Betsy is interested in relating quality of teaching to quality of research by college professors. She has access to a sample of 50 social science professors who were teaching at he same university for a 10-year period. Over this 10-year period, the professors were evaluated on a 5-point scale on quality as instructors and on quality of their courses. Betsy has averaged these ratings to obtain an overall quality rating as an instructor (rating_1) and the overall quality of the course (rating_2) for each professor. In addition, Betsy also has the number of articles that each professor published during this time period (num_pubs) and the number of times these articles were cited by other authors (cites). The data, qn1.txt, is provided on the class website.

(a)  Conduct a correlational analysis to investigate the relationships among these variables. Identify the following on the output:

  1. P value for the correlation between rating_1 and rating_2
  2. Correlation between cites and num_pubs
  3. Correlation between cites and rating_1

(b)  What is the relationship (linear or non-linear or nothing) between the number of articles published and the overall quality of the instructor? Provide a scatterplot to support your answer.

(c)  Compute a regression line of the overall quality of the instructor on the number of articles published. Interpret the slope in practical terms. Check the assumptions.

(d)  (ST3900 only) Create a scatterplot matrix to show the relationships among the 4 variables

(e)  Write a Results/Summary section based on your analysis of these data.

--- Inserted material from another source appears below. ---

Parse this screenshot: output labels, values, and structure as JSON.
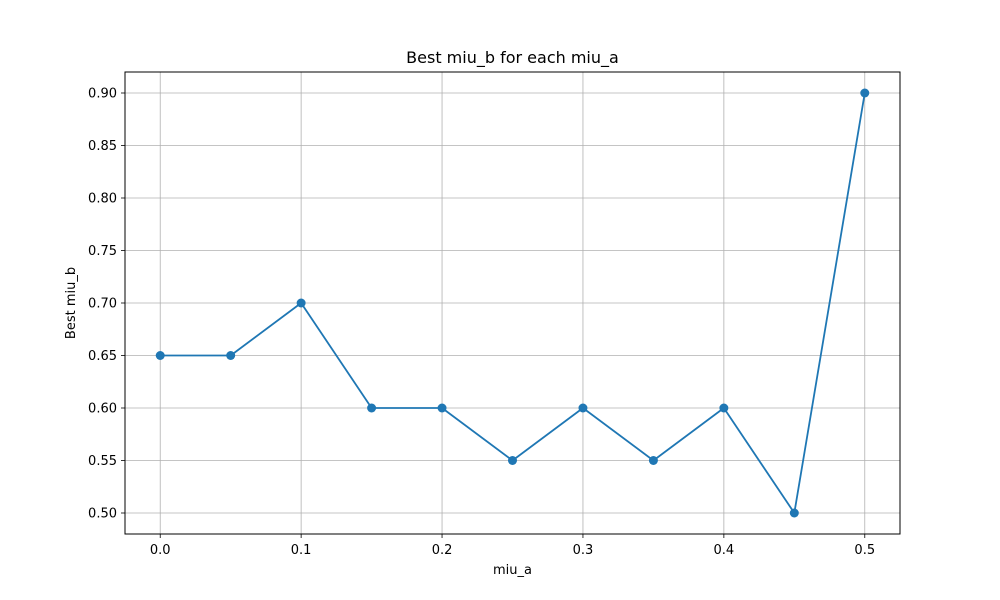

Question 2 is on the second page.

Question 2

Given the following data:

X / Y / Z
1 / 3 / 15
7 / 13 / 7
8 / 12 / 5
3 / 4 / 14
4 / 7 / 10

(a)  Create a correlation matrix for the 3 variables. Identify the Pearson correlation coefficients between X and Y and between X and Z. Which pair(s) is significantly linearly associated? Identify the p-values to support your answer.

We will do regression of Y on X now.

(b)  Draw a scatterplot of Y vs. X with a regression line.

(c)  Compute the regression line of Y on X, i.e. Y is the response variable and X is the explanatory variable. What is the slope and intercept? Are they significantly different from 0?

(d)  Does this regression line fit the data well? Provide a statistic to justify your answer. Check the assumptions of the regression model; do they hold here?

(e)  Create a new variable LY, which is the natural log of Y. Repeat (c), (d) using the new response LY.

(f)  Which model will you use, (d), (e)? Why?